After a memory swap failed, NASA is still trying to revive the Hubble Telescope

The Hubble Space Telescope has been offline for a week because of a bug in its payload computer, and it might take longer than we expected to get it back online. NASA reports it has tried several times to switch to backup memory modules, but it hasn’t worked. Team members are now examining the possibility that the issue is more severe, but we won’t know the extent of the damage until the investigation is complete.

The problem began when the payload computer for the telescope suddenly stopped working on June 13th. This is a different system from Hubble’s main computer that manages the science instruments. It pings the main computer with a “keep alive” signal, but that ceased on June 13th. This sent the observatory into safe mode, where it has remained ever since.
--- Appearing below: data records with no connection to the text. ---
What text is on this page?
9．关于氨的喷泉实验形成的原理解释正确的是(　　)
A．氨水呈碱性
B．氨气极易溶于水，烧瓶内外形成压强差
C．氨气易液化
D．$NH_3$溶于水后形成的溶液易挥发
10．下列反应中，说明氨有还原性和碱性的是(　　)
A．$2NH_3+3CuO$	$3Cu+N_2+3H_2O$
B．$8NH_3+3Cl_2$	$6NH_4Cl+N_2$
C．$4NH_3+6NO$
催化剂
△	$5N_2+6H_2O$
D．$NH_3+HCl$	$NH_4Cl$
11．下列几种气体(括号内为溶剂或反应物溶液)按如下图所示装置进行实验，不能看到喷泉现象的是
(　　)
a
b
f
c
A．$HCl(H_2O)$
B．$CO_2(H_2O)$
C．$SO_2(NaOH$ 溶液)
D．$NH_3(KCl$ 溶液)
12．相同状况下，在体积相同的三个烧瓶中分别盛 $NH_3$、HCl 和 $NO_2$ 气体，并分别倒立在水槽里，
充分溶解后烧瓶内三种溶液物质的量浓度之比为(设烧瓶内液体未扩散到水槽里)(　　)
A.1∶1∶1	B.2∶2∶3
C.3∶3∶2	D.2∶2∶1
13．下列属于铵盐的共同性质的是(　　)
At first, NASA thought the problem was caused by a deteriorating 64K memory module. Yes, that is a very small amount of active memory for 2021, but this is a NASA Standard Spacecraft Computer-1 (NSSC-1) system from the 1980s. Fortunately, four redundant memory modules are built into the NSSC-1. NASA should have been able to switch the computer to a backup, and everything should have been fine. Despite this, the system stubbornly refuses to cooperate.
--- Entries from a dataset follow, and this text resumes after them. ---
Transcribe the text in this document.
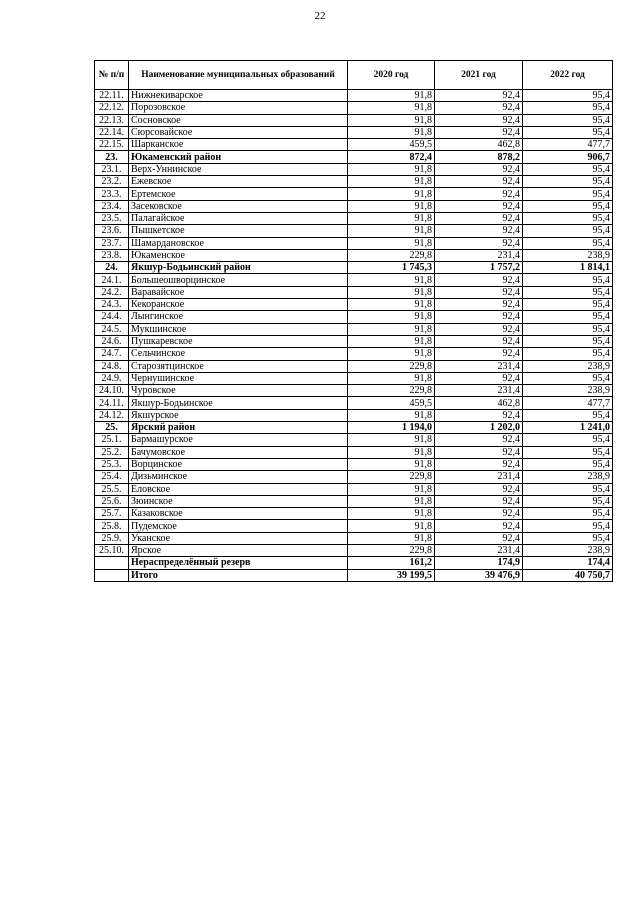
22
№ п/п	Наименование муниципальных образований	2020 год	2021 год	2022 год
22.11.	Нижнекиварское	91,8	92,4	95,4
22.12.	Порозовское	91,8	92,4	95,4
22.13.	Сосновское	91,8	92,4	95,4
22.14.	Сюрсовайское	91,8	92,4	95,4
22.15.	Шарканское	459,5	462,8	477,7
23.	Юкаменский район	872,4	878,2	906,7
23.1.	Верх-Уннинское	91,8	92,4	95,4
23.2.	Ежевское	91,8	92,4	95,4
23.3.	Ертемское	91,8	92,4	95,4
23.4.	Засековское	91,8	92,4	95,4
23.5.	Палагайское	91,8	92,4	95,4
23.6.	Пышкетское	91,8	92,4	95,4
23.7.	Шамардановское	91,8	92,4	95,4
23.8.	Юкаменское	229,8	231,4	238,9
24.	Якшур-Бодьинский район	1 745,3	1 757,2	1 814,1
24.1.	Большеошворцинское	91,8	92,4	95,4
24.2.	Варавайское	91,8	92,4	95,4
24.3.	Кекоранское	91,8	92,4	95,4
24.4.	Лынгинское	91,8	92,4	95,4
24.5.	Мукшинское	91,8	92,4	95,4
24.6.	Пушкаревское	91,8	92,4	95,4
24.7.	Сельчинское	91,8	92,4	95,4
24.8.	Старозятцинское	229,8	231,4	238,9
24.9.	Чернушинское	91,8	92,4	95,4
24.10.	Чуровское	229,8	231,4	238,9
24.11.	Якшур-Бодьинское	459,5	462,8	477,7
24.12.	Якшурское	91,8	92,4	95,4
25.	Ярский район	1 194,0	1 202,0	1 241,0
25.1.	Бармашурское	91,8	92,4	95,4
25.2.	Бачумовское	91,8	92,4	95,4
25.3.	Ворцинское	91,8	92,4	95,4
25.4.	Дизьминское	229,8	231,4	238,9
25.5.	Еловское	91,8	92,4	95,4
25.6.	Зюинское	91,8	92,4	95,4
25.7.	Казаковское	91,8	92,4	95,4
25.8.	Пудемское	91,8	92,4	95,4
25.9.	Уканское	91,8	92,4	95,4
25.10.	Ярское	229,8	231,4	238,9
	Нераспределённый резерв	161,2	174,9	174,4
	Итого	39 199,5	39 476,9	40 750,7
NASA now believes the system failure lies elsewhere in Hubble’s hardware, and the memory corruption was merely a symptom. The focus now is on the Standard Interface (STINT) hardware, which connects the Central Processing Module (CPM) to the computer’s other components. The team is designing tests that can be run remotely to diagnose the problem.

Luckily, there is still hope even if NASA determines the payload computer is busted. During Hubble’s last servicing mission in 2009, astronauts replaced a recently failed Science Instrument Command and Data Handling unit, which contains the payload computer and a backup for that system. NASA has reviewed the procedure for swapping to the backup payload computer, which accesses the same four memory modules as the current one.

So, as long as the backup computer and at least one memory module are still functional, Hubble should be alive again soon. If, however, there’s a problem with the backups, this could be the telescope’s swansong. That would leave the world’s astronomers without a high-power orbiting observatory until NASA’s long-delayed Webb telescope launches (hopefully) late this year.